Giant Cell Tumor of the Mobile Spine: A Review of 49 Cases.
Boriani, Stefano MD *; Bandiera, Stefano MD *; Casadei, Roberto MD +; Boriani, Luca MD +; Donthineni, Rakesh MD, MBA ++; Gasbarrini, Alessandro MD *; Pignotti, Elettra MSc [S]; Biagini, Roberto MD [P]; Schwab, Joseph H. MD, MS [//]
37(1):E37-E45, January 01, 2012.
(Format: HTML, PDF)
Study Design. This is a retrospective review of 49 cases of giant cell tumor (GCT) of the mobile spine treated surgically.
Objective. Our goal was to determine which factors influenced local recurrence.
Summary of Background Data. GCT is a benign, locally aggressive tumor that rarely occurs in the spine. The management of local recurrence can be challenging.
Methods. We performed a retrospective analysis of GCTs of the mobile spine managed between 1970 and 2005. Median follow-up was 145 months with a minimum of 2 years or until death. We used the Kaplan-Meier method to test whether Enneking stage, surgery type, and surgical margin had statistically significant impact on local recurrence. The log rank test was used for comparison, and a P value of less than 0.05 was deemed significant.
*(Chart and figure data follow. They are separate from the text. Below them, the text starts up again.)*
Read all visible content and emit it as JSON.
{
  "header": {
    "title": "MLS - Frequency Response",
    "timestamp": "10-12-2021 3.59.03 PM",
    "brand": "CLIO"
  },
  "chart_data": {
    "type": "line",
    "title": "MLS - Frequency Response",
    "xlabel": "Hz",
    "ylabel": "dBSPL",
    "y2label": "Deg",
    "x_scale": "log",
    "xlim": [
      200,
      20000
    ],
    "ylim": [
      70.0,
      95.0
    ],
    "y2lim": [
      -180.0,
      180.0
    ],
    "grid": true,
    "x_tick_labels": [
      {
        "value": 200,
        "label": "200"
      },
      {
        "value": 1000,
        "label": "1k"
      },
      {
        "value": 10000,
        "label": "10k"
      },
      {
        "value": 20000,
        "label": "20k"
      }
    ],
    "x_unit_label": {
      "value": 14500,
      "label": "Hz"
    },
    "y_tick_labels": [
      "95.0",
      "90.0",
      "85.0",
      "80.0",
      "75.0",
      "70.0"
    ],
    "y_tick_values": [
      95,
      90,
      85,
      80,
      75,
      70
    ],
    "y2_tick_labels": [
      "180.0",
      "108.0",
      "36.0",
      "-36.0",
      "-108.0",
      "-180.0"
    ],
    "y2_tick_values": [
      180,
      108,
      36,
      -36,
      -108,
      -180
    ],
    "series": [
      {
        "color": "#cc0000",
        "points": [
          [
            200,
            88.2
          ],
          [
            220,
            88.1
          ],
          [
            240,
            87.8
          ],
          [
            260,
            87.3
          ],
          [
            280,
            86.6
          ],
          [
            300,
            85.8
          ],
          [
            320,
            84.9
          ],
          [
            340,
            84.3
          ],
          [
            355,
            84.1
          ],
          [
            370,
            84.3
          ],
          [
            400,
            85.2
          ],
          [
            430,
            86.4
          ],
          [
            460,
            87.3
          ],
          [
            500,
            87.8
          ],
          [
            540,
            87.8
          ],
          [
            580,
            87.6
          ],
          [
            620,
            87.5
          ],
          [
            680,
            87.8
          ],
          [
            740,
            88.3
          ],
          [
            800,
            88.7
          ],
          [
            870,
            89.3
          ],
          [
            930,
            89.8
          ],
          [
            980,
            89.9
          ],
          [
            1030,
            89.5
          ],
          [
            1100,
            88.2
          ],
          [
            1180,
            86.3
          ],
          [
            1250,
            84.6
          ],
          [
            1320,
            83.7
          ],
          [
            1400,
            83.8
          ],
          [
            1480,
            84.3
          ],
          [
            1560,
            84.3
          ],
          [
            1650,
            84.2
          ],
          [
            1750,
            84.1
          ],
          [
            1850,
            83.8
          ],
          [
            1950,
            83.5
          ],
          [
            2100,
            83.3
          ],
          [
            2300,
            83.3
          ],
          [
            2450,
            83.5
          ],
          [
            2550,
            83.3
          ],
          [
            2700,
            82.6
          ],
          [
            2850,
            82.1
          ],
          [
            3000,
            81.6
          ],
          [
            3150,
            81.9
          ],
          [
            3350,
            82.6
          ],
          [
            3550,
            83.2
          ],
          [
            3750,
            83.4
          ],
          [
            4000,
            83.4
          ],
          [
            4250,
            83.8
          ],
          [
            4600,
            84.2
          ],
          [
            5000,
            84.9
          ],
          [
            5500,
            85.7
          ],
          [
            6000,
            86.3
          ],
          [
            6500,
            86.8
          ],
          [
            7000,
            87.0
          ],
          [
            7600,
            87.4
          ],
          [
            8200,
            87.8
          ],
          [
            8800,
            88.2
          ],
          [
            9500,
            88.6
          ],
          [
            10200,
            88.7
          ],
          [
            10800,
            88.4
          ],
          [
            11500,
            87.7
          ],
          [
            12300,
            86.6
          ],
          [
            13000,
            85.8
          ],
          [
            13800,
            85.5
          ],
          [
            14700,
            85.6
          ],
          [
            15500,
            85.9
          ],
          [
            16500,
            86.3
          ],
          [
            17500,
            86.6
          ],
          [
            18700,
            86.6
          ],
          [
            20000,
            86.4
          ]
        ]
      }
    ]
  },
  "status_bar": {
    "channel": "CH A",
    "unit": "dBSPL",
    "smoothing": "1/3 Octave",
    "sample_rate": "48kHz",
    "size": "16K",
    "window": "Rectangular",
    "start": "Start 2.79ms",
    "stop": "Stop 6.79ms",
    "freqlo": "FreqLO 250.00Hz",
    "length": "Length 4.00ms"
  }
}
Results. Of the 49 patients, 11 (22%) local recurrences occurred. The latest recurrence occurred at 60 months. Age less than 25 years was associated with a worse relapse-free survival (P = 0.03). En bloc resection was associated with better local control with Enneking stage III tumors (P = 0.01); however, intralesional resection provided adequate control of Enneking stage II tumors. There were 6 (12%) cases of metastasis, and 2 patients died from the progression of their disease. One patient died from the complications of the surgery.
Conclusion. En bloc resection should be considered for Enneking stage III GCTs of the mobile spine. The choice of en bloc resection must be balanced with the inherent risks of the procedure. Intralesional resection of Enneking stage II tumors provides adequate local control. Patients should be followed for at least 5 years because local relapse can occur late.
(C) 2012 Lippincott Williams & Wilkins, Inc.